Kata demi kata, kalimat demi kalimat, membuat Aldrin curiga dengan sesuatu. Ada apa sebenarnya?

Mereka berdua kemudian menyetel televisi. Siaran pertama menunjukkan kebakaran disuatu sekolah yang diakibatkan oleh penembakan bom.

Saat melihat keterangannya, Aldrin membesarkan bola matanya. Melihat tulisan "TRISAKTI" dikolom keterangan.

Aldrin menjatuhkan roti yang ia pegang. Melihat sekolahnya habis terbakar.

Terjadi kebakaran akibat penembakan bom di Sekolah Menengah Atas TRISAKTI yang terjadi pukul 7.45 WIB. Korban tewas sebanyak 171 orang, luka parah sebanyak 65 orang, luka ringan sebanyak 239 orang, dan sisanya selamat.

Anggi juga kaget melihat berita itu. Dia baru saja menyelamatkan anaknya dari maut. Sehingga ia langsung memeluk Aldrin sebagai tanda syukur.

***

10 tahun berlalu. Tepatnya pada tanggal 5, bulan Juli, tahun 2024 di Jakarta.

Singkatnya perjalanan, Aldrin tidak melihat Robert lagi dihidupnya. Ia juga sudah melupakan ayahnya itu. Dan sibuk dengan urusan dunianya.
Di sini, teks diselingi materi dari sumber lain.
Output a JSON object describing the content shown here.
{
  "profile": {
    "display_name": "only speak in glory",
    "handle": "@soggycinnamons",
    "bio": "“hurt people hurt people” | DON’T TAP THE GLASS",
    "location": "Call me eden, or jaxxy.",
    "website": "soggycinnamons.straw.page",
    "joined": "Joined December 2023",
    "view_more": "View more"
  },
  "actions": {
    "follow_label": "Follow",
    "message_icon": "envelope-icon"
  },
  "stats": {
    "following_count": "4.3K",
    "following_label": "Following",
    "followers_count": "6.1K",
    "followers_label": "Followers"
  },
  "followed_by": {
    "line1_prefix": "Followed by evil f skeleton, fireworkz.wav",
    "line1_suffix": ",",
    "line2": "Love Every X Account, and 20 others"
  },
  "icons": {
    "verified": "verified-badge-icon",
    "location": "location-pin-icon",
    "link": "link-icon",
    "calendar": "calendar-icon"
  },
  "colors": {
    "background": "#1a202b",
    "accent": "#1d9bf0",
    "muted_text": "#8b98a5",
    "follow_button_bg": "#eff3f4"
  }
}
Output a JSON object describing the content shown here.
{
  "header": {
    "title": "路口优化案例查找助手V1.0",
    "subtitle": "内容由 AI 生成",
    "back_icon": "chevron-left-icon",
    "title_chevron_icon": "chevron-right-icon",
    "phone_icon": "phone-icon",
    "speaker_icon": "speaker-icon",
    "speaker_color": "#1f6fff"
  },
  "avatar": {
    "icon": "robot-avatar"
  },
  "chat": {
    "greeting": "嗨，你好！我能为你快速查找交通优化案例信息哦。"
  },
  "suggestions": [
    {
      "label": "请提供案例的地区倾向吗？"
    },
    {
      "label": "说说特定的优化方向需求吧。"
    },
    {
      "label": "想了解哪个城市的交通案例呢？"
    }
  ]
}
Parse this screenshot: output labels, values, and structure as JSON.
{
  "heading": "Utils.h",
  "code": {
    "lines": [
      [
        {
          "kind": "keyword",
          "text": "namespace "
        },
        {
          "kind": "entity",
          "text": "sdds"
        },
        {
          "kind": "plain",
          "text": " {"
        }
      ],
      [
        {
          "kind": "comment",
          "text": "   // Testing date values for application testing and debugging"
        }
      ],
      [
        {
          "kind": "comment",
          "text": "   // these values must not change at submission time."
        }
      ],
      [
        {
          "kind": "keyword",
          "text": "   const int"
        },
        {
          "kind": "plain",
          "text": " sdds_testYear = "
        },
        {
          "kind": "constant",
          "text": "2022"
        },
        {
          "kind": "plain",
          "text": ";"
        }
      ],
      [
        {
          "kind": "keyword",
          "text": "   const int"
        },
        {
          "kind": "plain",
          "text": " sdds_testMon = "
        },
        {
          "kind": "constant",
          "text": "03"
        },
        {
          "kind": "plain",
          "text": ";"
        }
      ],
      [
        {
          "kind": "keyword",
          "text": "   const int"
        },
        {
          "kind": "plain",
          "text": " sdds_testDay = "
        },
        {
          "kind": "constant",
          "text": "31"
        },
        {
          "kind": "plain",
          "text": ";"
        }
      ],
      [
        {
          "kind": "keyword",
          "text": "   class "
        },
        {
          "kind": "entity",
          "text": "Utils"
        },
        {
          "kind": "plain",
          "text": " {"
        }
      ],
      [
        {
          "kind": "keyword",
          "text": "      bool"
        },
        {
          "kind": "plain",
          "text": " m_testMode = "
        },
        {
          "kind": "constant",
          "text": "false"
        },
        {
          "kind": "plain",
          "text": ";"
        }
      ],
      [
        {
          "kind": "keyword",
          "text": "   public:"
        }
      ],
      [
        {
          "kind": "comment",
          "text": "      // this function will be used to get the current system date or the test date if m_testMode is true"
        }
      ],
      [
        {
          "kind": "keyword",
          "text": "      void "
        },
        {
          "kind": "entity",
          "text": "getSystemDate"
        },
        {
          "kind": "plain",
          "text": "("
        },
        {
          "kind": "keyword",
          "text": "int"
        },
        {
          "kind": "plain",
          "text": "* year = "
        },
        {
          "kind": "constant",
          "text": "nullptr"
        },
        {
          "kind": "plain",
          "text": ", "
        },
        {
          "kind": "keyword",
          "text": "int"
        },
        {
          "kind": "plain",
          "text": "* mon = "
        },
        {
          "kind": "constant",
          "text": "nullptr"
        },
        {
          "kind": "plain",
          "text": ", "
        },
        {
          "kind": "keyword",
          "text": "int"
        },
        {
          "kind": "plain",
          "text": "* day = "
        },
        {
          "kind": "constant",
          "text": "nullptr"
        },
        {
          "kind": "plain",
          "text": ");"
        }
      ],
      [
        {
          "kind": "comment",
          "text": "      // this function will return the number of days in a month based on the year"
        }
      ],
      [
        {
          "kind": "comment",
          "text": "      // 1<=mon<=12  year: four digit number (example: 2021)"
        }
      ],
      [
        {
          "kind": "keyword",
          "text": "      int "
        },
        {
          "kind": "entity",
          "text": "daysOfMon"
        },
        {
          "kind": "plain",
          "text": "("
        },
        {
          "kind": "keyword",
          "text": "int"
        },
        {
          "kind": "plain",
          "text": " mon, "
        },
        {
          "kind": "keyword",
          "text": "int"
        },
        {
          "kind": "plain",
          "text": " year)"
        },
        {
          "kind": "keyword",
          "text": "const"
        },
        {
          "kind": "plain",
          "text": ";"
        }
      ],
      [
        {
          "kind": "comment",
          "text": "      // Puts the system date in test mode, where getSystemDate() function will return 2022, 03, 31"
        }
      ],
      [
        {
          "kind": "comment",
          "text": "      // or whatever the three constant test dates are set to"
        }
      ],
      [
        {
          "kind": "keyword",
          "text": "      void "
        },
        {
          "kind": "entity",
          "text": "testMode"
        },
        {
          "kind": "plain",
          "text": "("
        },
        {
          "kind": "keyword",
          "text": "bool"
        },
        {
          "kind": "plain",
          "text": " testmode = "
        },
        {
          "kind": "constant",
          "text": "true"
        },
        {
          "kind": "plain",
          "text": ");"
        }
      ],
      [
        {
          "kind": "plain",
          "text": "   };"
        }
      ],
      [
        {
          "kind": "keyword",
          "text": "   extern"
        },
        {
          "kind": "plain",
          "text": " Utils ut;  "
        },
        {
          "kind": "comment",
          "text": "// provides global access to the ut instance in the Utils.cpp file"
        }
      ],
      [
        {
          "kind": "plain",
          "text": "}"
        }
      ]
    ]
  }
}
"Pak Aldrin, penumpangnya sudah ada didalam pesawat semua. Pesawat bisa diberangkatkan."

Ya, Aldrin sudah bekerja menjadi pilot setelah sepuluh tahun tragedi kebakaran di sekolahnya. Untungnya saat itu, Aldrin sudah berubah menjadi lebih baik sehingga ada orang baik yang menawarkannya beasiswa.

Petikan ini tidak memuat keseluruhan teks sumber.